I was looking for something — though I didn't quite know it at the time. My boss and now co-founder, Mark Gallant, had been quietly trying to nudge me toward birding for years. Mark is the kind of birder most people will never meet: 486 species on his life list, over 13,000 eBird records, and a wildlife photography portfolio that stops people cold. For a long time, I smiled politely and moved on.

Then something shifted. I was gifted a backyard feeder. I noticed that two birds I'd always assumed were the same — the Hairy Woodpecker and the Downy Woodpecker — were actually different species entirely. That small discovery unlocked something in me. The world got a little bigger, and a little more interesting.

Then came the Bald Eagle. I was in Bar Harbor, Maine, camera in hand, when one soared into frame. I photographed it. I was hooked. Completely, irreversibly hooked.

The Problem We Couldn't Ignore

As I fell deeper into birding, I started running into the same frustrations over and over. To do everything I wanted — track my life list, get rare bird alerts, find field guides, connect with other birders, share photos — I needed five different apps and three different websites. Nothing talked to each other. Nothing felt like it was built for someone like me, a newcomer trying to figure it all out.
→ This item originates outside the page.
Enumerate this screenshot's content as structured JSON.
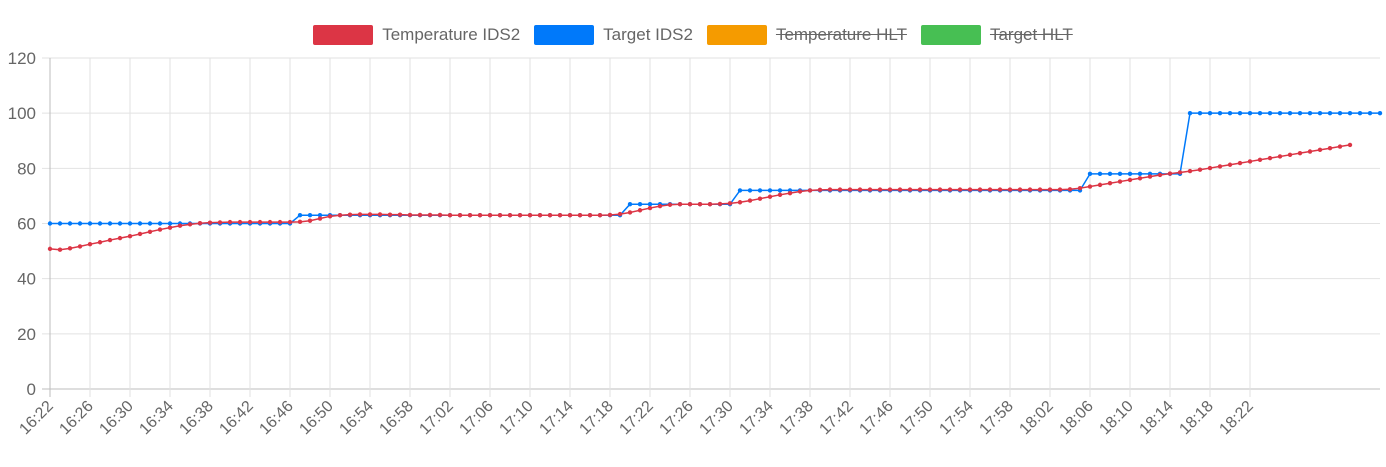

Mark felt it too, from the expert side. And both of us, coming from years working together in digital sports media, recognized the pattern immediately: a passionate, underserved community with no real home base. In sports, community is everything. The shared experience of following a team, debating stats, celebrating wins — that's what keeps people engaged and coming back. Birding had all the raw ingredients for that kind of community. It just didn't have the platform.

So we decided to build it.

What Roost Is Really About

Roost isn't just a community. It's the thing I wish had existed when I first started. A place where a beginner in suburban Philadelphia can get as much value as an expert birding the coast of Massachusetts. A place where you don't need to know anyone personally to feel like you belong to something.

Because here's the thing nobody tells you about birding: the community is enormous. Millions of people across the country are quietly watching feeders, hiking trails with binoculars, chasing rarities on weekends. But it doesn't always feel that way — especially when you're new. Nobody close to me does this. I had no one to call when I spotted something unusual. I didn't even know where to look.

That isolation is exactly what Roost is designed to solve.

In two or three years, I want people to say Roost is where they go for everything birding — the alerts, the content, the community, the gear. I want beginners to feel welcomed and experts to feel at home. I want someone to photograph their first Bald Eagle and immediately have somewhere to share it, celebrate it, and connect with someone who understands exactly why it mattered.

That's the Roost I'm building. And I can't wait for you to find yours.